Like Barry Ritholtz at The Big Picture, I was a little confused yesterday by a section in the press release from the National Association of Realtors announcing May's existing home sales, in which NAR chief economist Lawrence Yun complained that sales were depressed because of "poor appraisals."
Yun said the appraisal problem is serious. "Lenders are using appraisers who may not be familiar with a neighborhood, or who compare traditional homes with distressed and discounted sales," he said. "In the past month, stories of appraisal problems have been snowballing from across the country with many contracts falling through at the last moment. There is danger of a delayed housing market recovery and a further rise in foreclosures if the appraisal problems are not quickly corrected."
Unlike Ritholtz, however, I did not follow up on the point and discover that there is a lobbying campaign currently under way, led by the mortgage brokers and realtors, that aims to roll back recent regulatory changes designed to fix what was clearly a broken appraisal system.
Here's what's going on. As a result of an investigation by New York State Attorney General Andrew Cuomo into a scheme in which Washington Mutual colluded with appraisers to pump up home valuations, Freddie Mac, Fannie Mae, the Federal Housing Finance Agency (FHFA) and Cuomo reached an agreement on a set of mandatory guidelines to ensure appraisal independence --the Home Valuation Code of Conduct. The clear purpose of the HVCC is keep mortgage brokers and appraisers from getting get together and inflating home values.
The HVCC took effect on May 1, 2009 -- and the mortgage brokers immediately started screaming. In written testimony prepared for a Congressional hearing on "Strengthening Oversight and Preventing Fraud in FHA and other HUD Programs," Marc Savitt, president of the National Association of Mortgage Brokers, argued last week that "what the HVCC truly accomplishes is an increase in consumer costs, a decline in appraisal quality, the extension of closing deadlines, and the virtual extinction of local small business appraisers."
Savitt goes on argue that the attempt to cut the financial links between mortgage brokers, realtors and independent appraisers has given "large national lenders and [their Affiliated Management Companies] AMCs a virtual monopoly on the home appraisal process and removes the cost and quality checks and balances that a competitive marketplace provides." Savitt complains that the new rules are already extending the time it takes to close sales and hurting the business of local appraisers.
It may be that there are some unintended consequences to the new rules that require some tinkering. If there's anything to be learned at first glance from an initial foray into home appraisal regulation it is just how complicated the whole business gets. But in his ten pages of written testimony, Savitt does not once acknowledge the out-of-control appraisal abuse that rampaged throughout the housing boom.
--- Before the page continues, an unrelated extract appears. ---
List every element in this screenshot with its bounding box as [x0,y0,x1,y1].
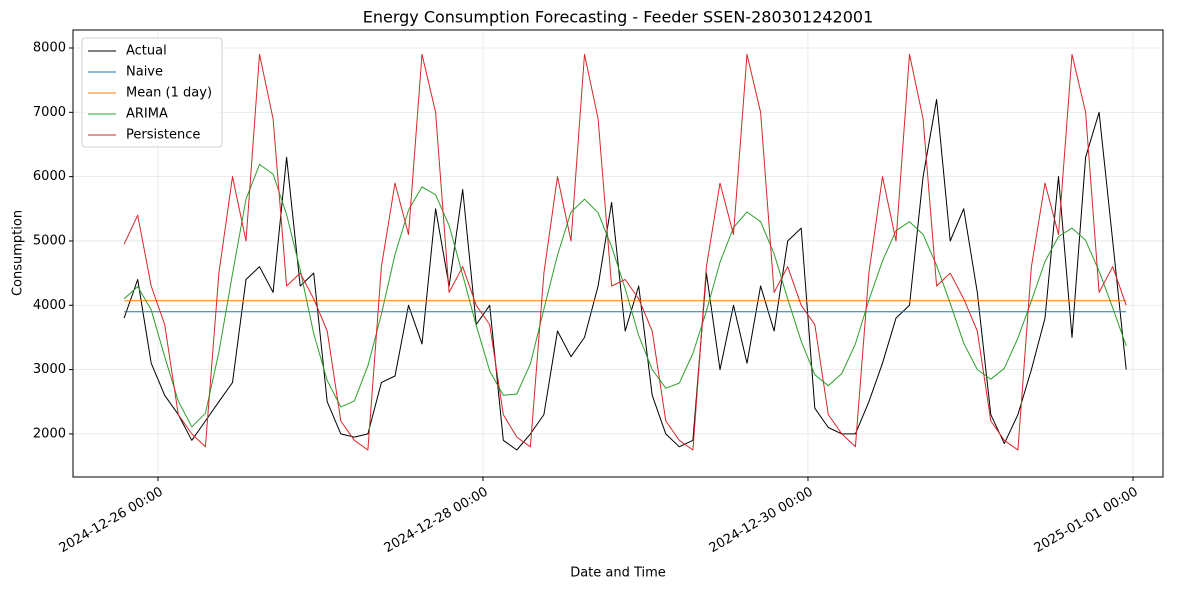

Everybody in the real estate business stood to gain from inflated appraisals, and if you didn't deliver, you didn't get any new business.
I'd say it would take a lot of gall to be a mortgage broker and complain about how overly tight regulation was hurting your business right after the most ridiculous mortgage lending spree in human history set the entire global economy up for disaster, but hey, these guys are nothing if not ballsy. Regulation, already, is the problem again. And whatever mistakes were made the last time around -- well, that's ancient history.